At this point I felt that I needed to give DoubleTake a fair chance. DoubleTake’s target market is not for professional or semi-professional photographers who take panoramics for a living. It’s a consumer grade product, wonderfully priced and very easy to use. It’s for the casual person who every now and then has a photograph or two that they need to merge to make a bigger picture. So I grabbed what I called a “neat” panoramic photo.
Two images, side by side of a sunset. Good overlap, not much movement in camera, color and exposure good throughout. Overjoyed with the opportunity, DoubleTake jumped right in and 5 seconds later it had created a nice little photo like this:

Photoshop took 39 seconds to create this image:

If I were to crop these last two and put them side by side, I probably wouldn’t be able to tell the difference.
Now, only after all of this, I went and looked at the interface and options that DoubleTake has to offer. Unfortunately, DoubleTake’s method of merging the photos is a gradient blend, which isn’t bad if things are lined up nicely, but what will sometimes happen is that things won’t be lined up nicely and there will be half faded ghost-like items in the image. You can control where the gradient is though, and the extra control can be very helpful. Also, there are options to adjust the exposure and color on each individual image, so if one photo is over exposed, it can easily be fixed and the panoramic can be saved.

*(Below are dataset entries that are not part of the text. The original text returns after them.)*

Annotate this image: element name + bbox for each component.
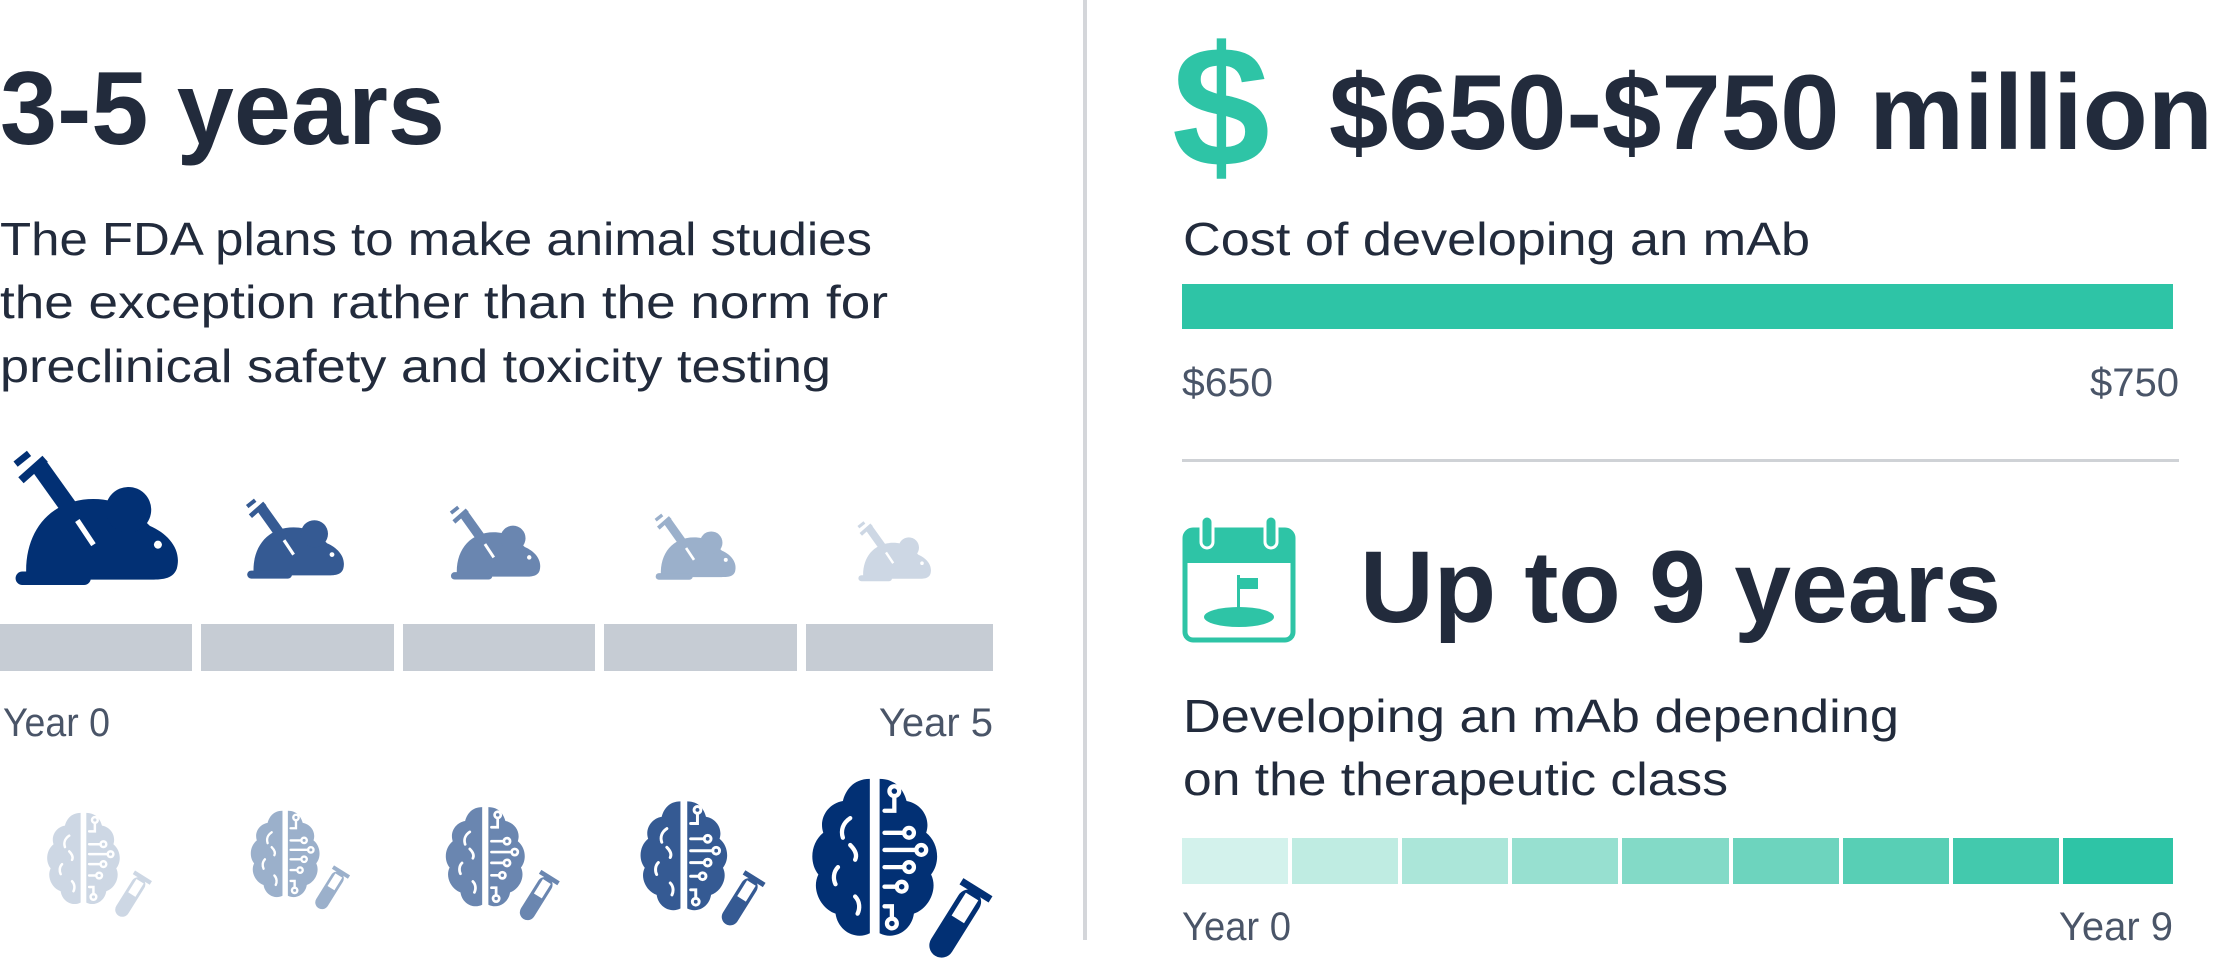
label: $750: $750 <box>2090 361 2179 405</box>
bar: cost range <box>1182 284 2173 329</box>
divider: vertical <box>1083 0 1087 940</box>
text block: FDA plans: preclinical safety and toxicity testing <box>0 340 831 392</box>
icon: calendar with flag <box>1185 516 1293 640</box>
text: cost of developing: Cost of developing an mAb <box>1183 213 1810 265</box>
label: Year 0 right: Year 0 <box>1182 905 1291 949</box>
title: Up to 9 years: Up to 9 years <box>1360 530 2001 644</box>
label: Year 0: Year 0 <box>3 701 110 745</box>
text: developing depending on class: Developing an mAb depending <box>1183 690 1899 742</box>
label: Year 5: Year 5 <box>879 701 993 745</box>
title: $650-$750 million: $650-$750 million <box>1329 52 2213 172</box>
label: Year 9: Year 9 <box>2059 905 2173 949</box>
divider: horizontal <box>1182 459 2179 462</box>
text: developing depending on class <box>1183 690 1899 805</box>
text: developing depending on class: on the therapeutic class <box>1183 753 1728 805</box>
text block: FDA plans: The FDA plans to make animal studies <box>0 213 872 265</box>
timeline bar: 5 years <box>0 624 993 671</box>
icons: brains with test tubes <box>47 779 992 963</box>
title: 3-5 years: 3-5 years <box>0 51 445 167</box>
icons: mice with syringes <box>16 453 931 585</box>
text block: FDA plans: the exception rather than the norm for <box>0 276 888 328</box>
icon: dollar sign: $ <box>1172 11 1270 203</box>
label: $650: $650 <box>1182 361 1273 405</box>
text block: FDA plans <box>0 213 888 392</box>
timeline bar: 9 years gradient <box>1182 838 2173 884</box>
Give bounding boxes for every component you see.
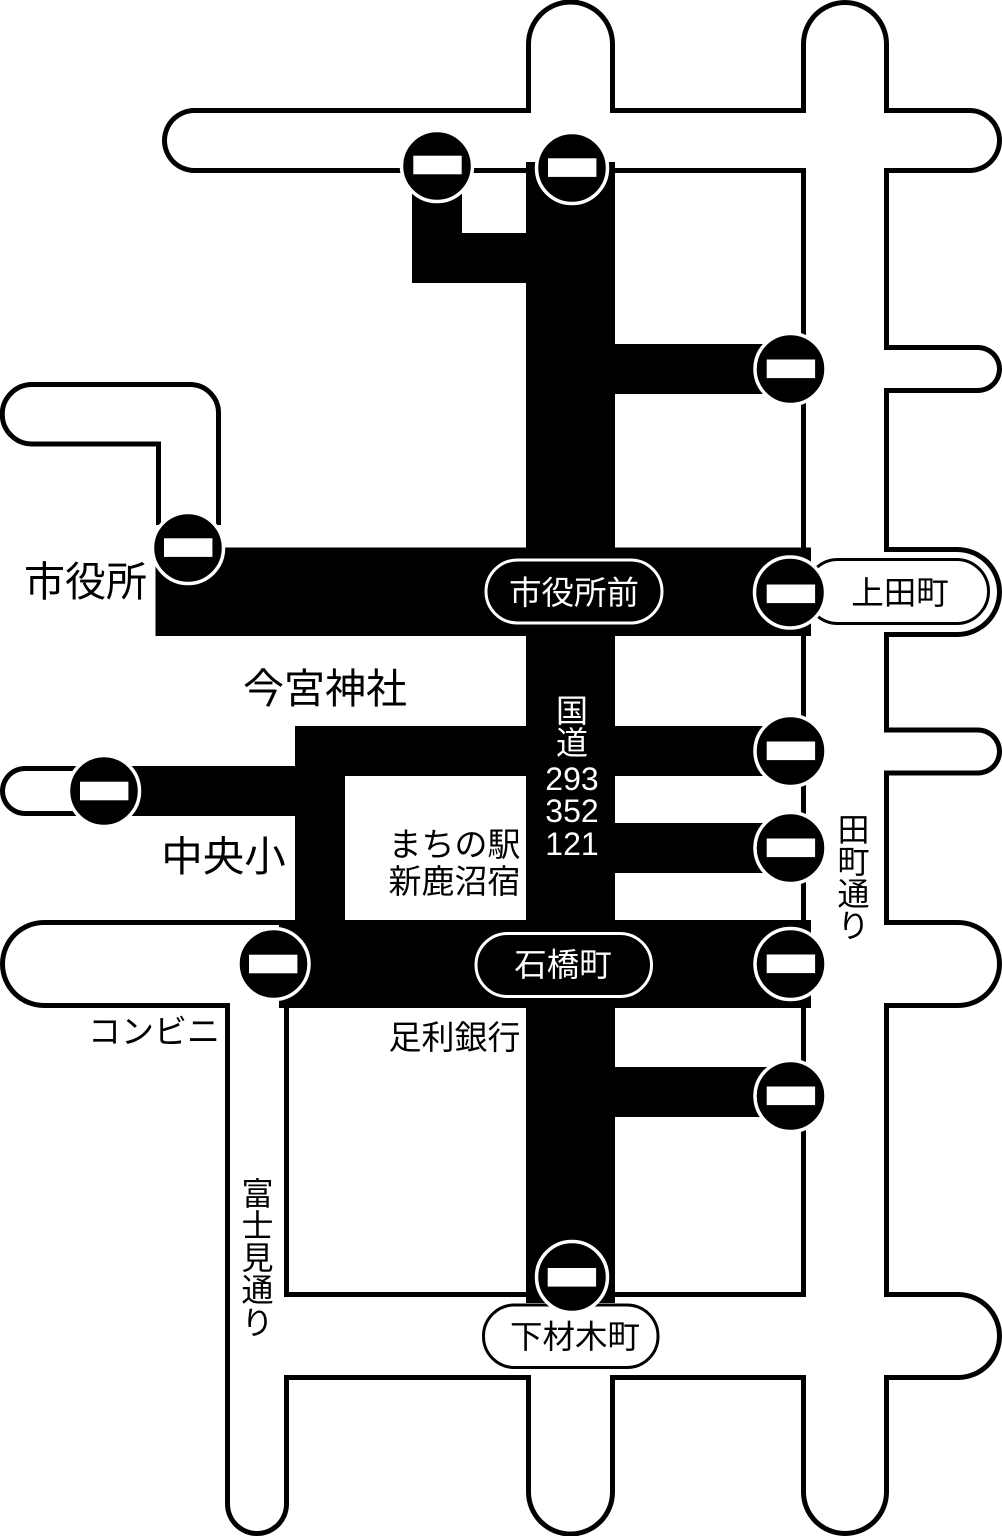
stop icon: [152, 512, 224, 584]
label: 石橋町: 石橋町: [514, 947, 612, 983]
label: 田町通り: 田: [837, 812, 870, 848]
stop icon: [755, 716, 826, 786]
pill: 市役所前: [486, 560, 662, 623]
label: まちの駅新鹿沼宿: 新鹿沼宿: [388, 863, 520, 900]
label: 富士見通り: 通: [241, 1272, 274, 1308]
label: 市役所前: 市役所前: [509, 575, 639, 611]
pill: 石橋町: [476, 934, 652, 996]
stop icon: [536, 1242, 608, 1312]
label: 市役所: 市役所: [24, 559, 147, 605]
label: 富士見通り: 士: [241, 1208, 274, 1244]
label: 上田町: 上田町: [851, 575, 949, 611]
stop icon: [755, 1060, 826, 1132]
stop icon: [68, 756, 140, 826]
label: 国道: 293: [545, 761, 599, 797]
stop icon: [755, 928, 826, 1000]
label: 国道: 国: [556, 693, 588, 729]
label: 国道: 352: [545, 793, 599, 829]
stop icon: [238, 928, 309, 1000]
label: 今宮神社: 今宮神社: [243, 666, 407, 712]
label: 田町通り: り: [837, 908, 870, 944]
label: 国道: 121: [545, 826, 599, 862]
label: まちの駅新鹿沼宿: まちの駅: [388, 826, 520, 863]
stop icon: [755, 812, 826, 884]
road: upper left bend: [2, 384, 219, 525]
label: 中央小: 中央小: [161, 833, 286, 880]
label: 田町通り: 通: [837, 876, 870, 912]
label: 田町通り: 町: [837, 844, 870, 880]
label: 富士見通り: 富: [241, 1176, 274, 1212]
pill: 下材木町: [484, 1305, 658, 1368]
label: 富士見通り: 見: [241, 1240, 274, 1276]
bus routes: [104, 162, 811, 1303]
label: 下材木町: 下材木町: [510, 1319, 640, 1355]
map labels: [24, 559, 949, 1355]
label: 足利銀行: 足利銀行: [388, 1019, 520, 1056]
label: 国道: 道: [556, 725, 588, 761]
pill: 上田町: [806, 560, 988, 624]
stop icon: [754, 557, 826, 628]
stop icon: [755, 334, 826, 404]
bus stop markers: [68, 130, 826, 1312]
label: コンビニ: コンビニ: [88, 1013, 220, 1050]
stop icon: [536, 132, 608, 204]
stop icon: [402, 130, 472, 202]
label: 富士見通り: り: [241, 1305, 274, 1341]
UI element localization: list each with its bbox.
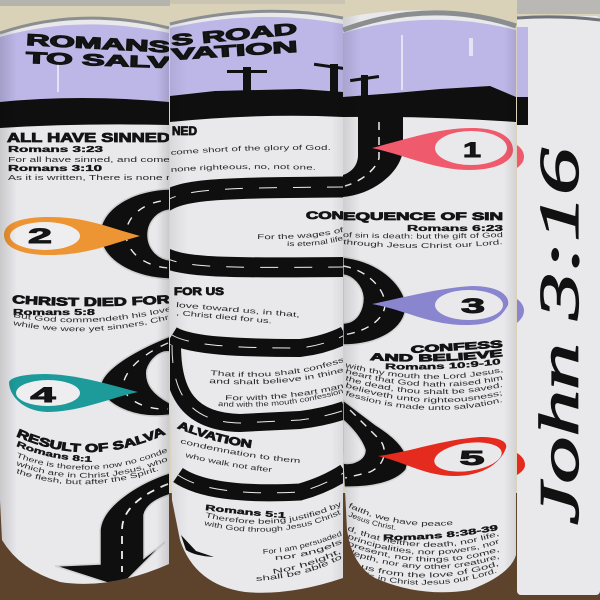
text: confess left half: and shalt believe in thine bbox=[210, 368, 343, 384]
text: all have sinned: Romans 3:10 bbox=[8, 164, 103, 173]
road loop mid bbox=[343, 257, 406, 345]
text: confess and believe: the dead, thou shalt be saved. bbox=[346, 376, 502, 394]
pin tips bbox=[517, 145, 525, 475]
cross bbox=[350, 75, 380, 96]
text: peace and romans 8: e us from the love of God, bbox=[349, 560, 500, 580]
lid right bbox=[517, 17, 600, 20]
road to the top bbox=[343, 115, 403, 197]
text: peace and romans 8 bbox=[348, 503, 499, 585]
text: salvation right half: ALVATION bbox=[176, 422, 252, 448]
title right half bbox=[170, 24, 297, 60]
road arrow tip fragment bbox=[181, 535, 214, 557]
road loop low bbox=[343, 400, 408, 487]
text: peace and romans 8: principalities, nor powers, nor bbox=[348, 534, 498, 556]
text: sinned right half: none righteous, no, not one. bbox=[171, 164, 315, 172]
text: peace and romans 8: Romans 8:38-39 bbox=[384, 525, 498, 540]
text: confess and believe bbox=[346, 340, 503, 410]
panel: tumbler centre-right, pins 1 3 5 bbox=[343, 10, 516, 592]
text: christ died for us: But God commendeth his love bbox=[14, 308, 169, 322]
black hill band bbox=[170, 89, 343, 122]
text: result of salvation: which are in Christ Jesus, who bbox=[17, 458, 168, 478]
text: result of salvation: the flesh, but after the Spirit. bbox=[17, 468, 158, 484]
text: consequence left half bbox=[258, 211, 343, 246]
text: confess left half bbox=[210, 358, 343, 407]
title left half: TO SALV bbox=[26, 50, 171, 72]
road loop lower bbox=[100, 336, 170, 416]
title right half: S ROAD bbox=[171, 21, 298, 50]
title left half bbox=[26, 34, 169, 68]
pin 2 bbox=[4, 217, 140, 255]
text: confess left half: That if thou shalt confess bbox=[210, 358, 343, 377]
text: peace and romans 8: ch is in Christ Jesus our Lord. bbox=[351, 567, 498, 587]
script text rotated: John 3:16 bbox=[529, 148, 591, 525]
text: confess and believe: CONFESS bbox=[410, 339, 504, 356]
road with end arrow bbox=[55, 472, 172, 587]
text: confess and believe: fession is made unto salvation. bbox=[346, 390, 502, 410]
text: romans 5:1: Therefore being justified by bbox=[206, 502, 340, 524]
lavender sky bbox=[0, 24, 169, 102]
text: all have sinned: As it is written, There is none r bbox=[8, 175, 171, 182]
text: sinned right half: NED bbox=[172, 126, 197, 138]
text: all have sinned: Romans 3:23 bbox=[8, 145, 104, 154]
pin 2: 2 bbox=[28, 225, 52, 248]
black hill band bbox=[0, 98, 169, 128]
pin 1 bbox=[372, 128, 513, 170]
text: result of salvation: Romans 8:1 bbox=[16, 440, 92, 462]
text: confess and believe: AND BELIEVE bbox=[369, 348, 503, 362]
text: romans 5:1: For I am persuaded bbox=[263, 530, 342, 554]
text: for us: FOR US bbox=[174, 286, 224, 298]
text: salvation right half bbox=[176, 422, 300, 472]
road: winding lanes bbox=[160, 187, 345, 493]
reflection highlights bbox=[402, 35, 471, 90]
text: result of salvation: RESULT OF SALVA bbox=[16, 428, 166, 452]
panel: tumbler right, John 3:16 bbox=[517, 0, 600, 600]
text: confess and believe: believeth unto righteousness; bbox=[346, 382, 502, 404]
text: for us: , Christ died for us. bbox=[176, 310, 272, 325]
text: romans 5:1 bbox=[204, 502, 342, 581]
text: sinned right half bbox=[171, 126, 330, 172]
text: all have sinned: For all have sinned, and come bbox=[8, 157, 170, 164]
text: all have sinned: ALL HAVE SINNED bbox=[7, 131, 170, 145]
text: romans 5:1: shall be able to bbox=[256, 556, 342, 581]
text: peace and romans 8: present, nor things to come, bbox=[346, 540, 500, 564]
shading bbox=[0, 25, 169, 568]
pin 3 bbox=[372, 286, 508, 325]
lavender edge strip bbox=[517, 27, 528, 98]
lid left bbox=[0, 18, 169, 33]
text: consequence of sin bbox=[343, 212, 503, 248]
pin 4 bbox=[9, 374, 138, 412]
road loop upper bbox=[101, 188, 169, 280]
text: consequence left half: is eternal life bbox=[288, 236, 342, 246]
lid centre-right bbox=[343, 13, 516, 30]
text: christ died for us: CHRIST DIED FOR bbox=[12, 295, 169, 306]
text: salvation right half: condemnation to them bbox=[180, 440, 300, 463]
reflection highlight bbox=[57, 62, 59, 92]
pin 5 bbox=[378, 437, 506, 476]
text: confess left half: For with the heart man bbox=[226, 384, 343, 400]
text: christ died for us: while we were yet sinners, Chri bbox=[14, 316, 168, 332]
text: consequence of sin: Romans 6:23 bbox=[407, 224, 504, 233]
text: consequence of sin: through Jesus Christ our Lord. bbox=[344, 239, 502, 248]
lid centre-left bbox=[170, 11, 343, 24]
text: for us: love toward us, in that, bbox=[176, 302, 300, 319]
pin 1: 1 bbox=[463, 139, 481, 162]
text: for us bbox=[174, 286, 300, 325]
text: result of salvation: There is therefore now no conde bbox=[18, 449, 167, 470]
text: christ died for us bbox=[12, 295, 169, 332]
text: peace and romans 8: faith, we have peace bbox=[349, 503, 452, 528]
pin 5: 5 bbox=[460, 448, 484, 470]
text: sinned right half: come short of the glory of God. bbox=[171, 144, 330, 155]
text: consequence of sin: of sin is death: but the gift of God bbox=[343, 232, 502, 240]
text: romans 5:1: nor angels bbox=[276, 540, 342, 560]
lavender sky bbox=[343, 20, 516, 100]
title left half: ROMANS bbox=[26, 32, 171, 57]
text: confess and believe: heart that God hath raised him bbox=[346, 368, 502, 387]
text: romans 5:1: Nor height, bbox=[273, 551, 340, 574]
title right half: VATION bbox=[171, 39, 298, 64]
text: confess and believe: Romans 10:9-10 bbox=[386, 358, 500, 370]
text: peace and romans 8: Jesus Christ. bbox=[348, 512, 396, 530]
text: consequence of sin: EQUENCE OF SIN bbox=[343, 211, 503, 223]
text: peace and romans 8: depth, nor any other creature, bbox=[346, 548, 501, 571]
pin 3: 3 bbox=[461, 295, 485, 318]
panel: tumbler left, all have sinned bbox=[0, 20, 169, 584]
text: consequence left half: CON bbox=[306, 210, 344, 222]
lavender sky bbox=[170, 17, 343, 96]
text: consequence left half: For the wages of bbox=[258, 227, 343, 240]
text: result of salvation bbox=[16, 428, 168, 484]
pin 4: 4 bbox=[30, 384, 56, 407]
text: confess left half: and with the mouth confession bbox=[218, 390, 343, 407]
panel: tumbler centre-left, road bbox=[170, 12, 343, 593]
black hill band bbox=[343, 86, 516, 122]
crosses bbox=[227, 62, 343, 92]
text: all have sinned bbox=[7, 131, 171, 182]
text: peace and romans 8: d, that neither death, nor life, bbox=[348, 527, 498, 547]
text: confess and believe: with thy mouth the Lord Jesus, bbox=[346, 363, 502, 379]
black edge strip bbox=[517, 97, 528, 125]
text: romans 5:1: Romans 5:1 bbox=[206, 504, 286, 518]
text: salvation right half: who walk not after bbox=[186, 453, 272, 472]
text: christ died for us: Romans 5:8 bbox=[13, 308, 96, 317]
text: romans 5:1: with God through Jesus Christ bbox=[204, 510, 341, 533]
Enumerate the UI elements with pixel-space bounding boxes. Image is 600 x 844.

The interface allows for a few other options on setting the geometry, lens focal length and all that fun stuff, which makes this a very useful tool if you just want to make some simple panoramics from time to time.
For people who don’t have access to Photoshop, this is probably a pretty good deal. It’s cheaper then other blending programs (that I know of) and it’s very easy to use. For those who have Photoshop or at least have access to it, it does a better job at blending in tough situations but there is a performance penalty when it comes to time.
Neither program is absolutely perfect, Photoshop has trouble when it tries to line up the water going over the falls at Niagra, if you didn’t notice the big jump on the horizon scroll up and give it a look. It would definitely need some touch up.
I can’t say that one program is “better” then the other simply because these are two completely different programs targeted towards two completely different groups of people. However, if you are planning on doing panoramics on a large scale, Photoshop is probably the way to go. Otherwise, DoubleTake does a pretty good job.